A Birkbeck historian has entered the debate on the First World War by bringing back to a North London community the long-forgotten stories of its conscientious objectors.
For 10 weeks until the end of this month, Birkbeck, University of London is running a range of talks and workshops at a “pop-up university” in an empty shop in Willesden Green. On 7 May, history lecturer Michael Berlin drew on the newly digitised records of the Middlesex Military Service Appeal Tribunal to tell locals about the area’s conscientious objectors.
When the tribunal was set up in 1916, he explained, many of the young men applying for exemptions from service did so on conscientious grounds, because they were Christian pacifists, secular socialists and ethical humanitarians.
The records were highly revealing about how such men were treated. Mr Berlin described how several had their appeals dismissed because they were said to be “too young to have serious convictions”, while a military representative on the tribunal claimed that “a socialist could not have a conscience”. A Moss Bros tailor was turned down because he was already contributing to the war effort, since “officers’ uniforms were available in the store”.
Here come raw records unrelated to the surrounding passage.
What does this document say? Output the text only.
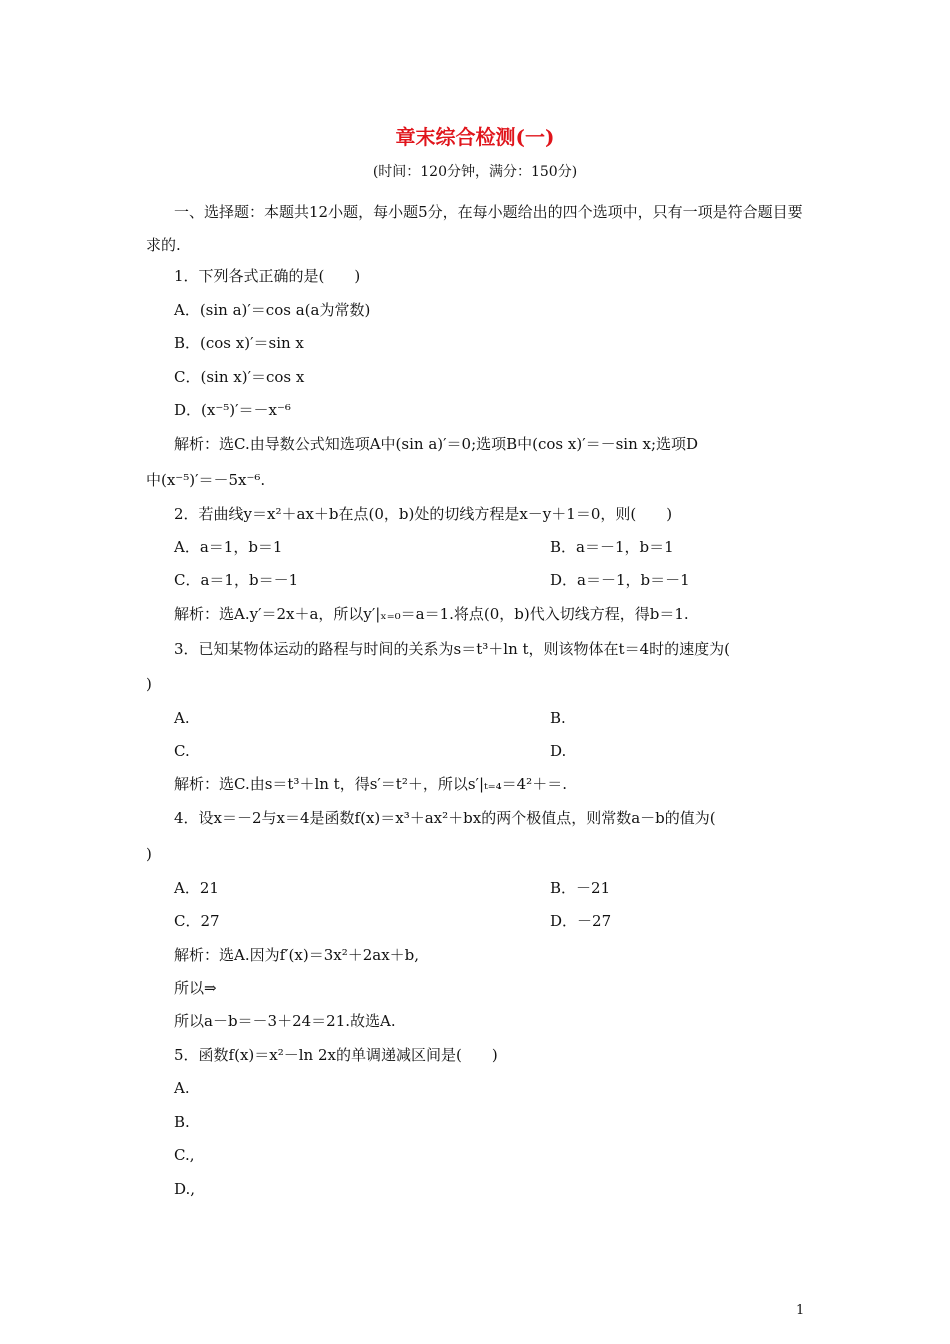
章末综合检测(一)
(时间：120分钟，满分：150分)
一、选择题：本题共12小题，每小题5分，在每小题给出的四个选项中，只有一项是符合题目要求的.
1．下列各式正确的是(　　)
A．(sin a)′＝cos a(a为常数)
B．(cos x)′＝sin x
C．(sin x)′＝cos x
D．(x⁻⁵)′＝－x⁻⁶
解析：选C.由导数公式知选项A中(sin a)′＝0;选项B中(cos x)′＝－sin x;选项D
中(x⁻⁵)′＝－5x⁻⁶.
2．若曲线y＝x²＋ax＋b在点(0，b)处的切线方程是x－y＋1＝0，则(　　)
A．a＝1，b＝1	B．a＝－1，b＝1
C．a＝1，b＝－1	D．a＝－1，b＝－1
解析：选A.y′＝2x＋a，所以y′|ₓ₌₀＝a＝1.将点(0，b)代入切线方程，得b＝1.
3．已知某物体运动的路程与时间的关系为s＝t³＋ln t，则该物体在t＝4时的速度为(
)
A.	B.
C.	D.
解析：选C.由s＝t³＋ln t，得s′＝t²＋，所以s′|ₜ₌₄＝4²＋＝.
4．设x＝－2与x＝4是函数f(x)＝x³＋ax²＋bx的两个极值点，则常数a－b的值为(
)
A．21	B．－21
C．27	D．－27
解析：选A.因为f′(x)＝3x²＋2ax＋b,
所以⇒
所以a－b＝－3＋24＝21.故选A.
5．函数f(x)＝x²－ln 2x的单调递减区间是(　　)
A.
B.
C.,
D.,
1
Mr Berlin’s presentation also touched on significant developments in wider labour and gender history. The London General Omnibus Company garage in Willesden was one of the first to employ women, many of whom came from but never returned to domestic service. In April 1918, it witnessed a strike by its female workers, launched without consulting either management or the union and demanding equal pay and a five-shilling war bonus.
Yet beyond the intrinsic interest of the material, Mr Berlin also acknowledged a “more political” purpose to his presentation, in the wake of education secretary Michael Gove’s determination to challenge “the dominant image of the First World War as one of the greatest follies in European history”.
In this centenary year, Mr Berlin said, we must also recall the “courage of those who endured prosecution and punishment by pledging not to kill for king and country”.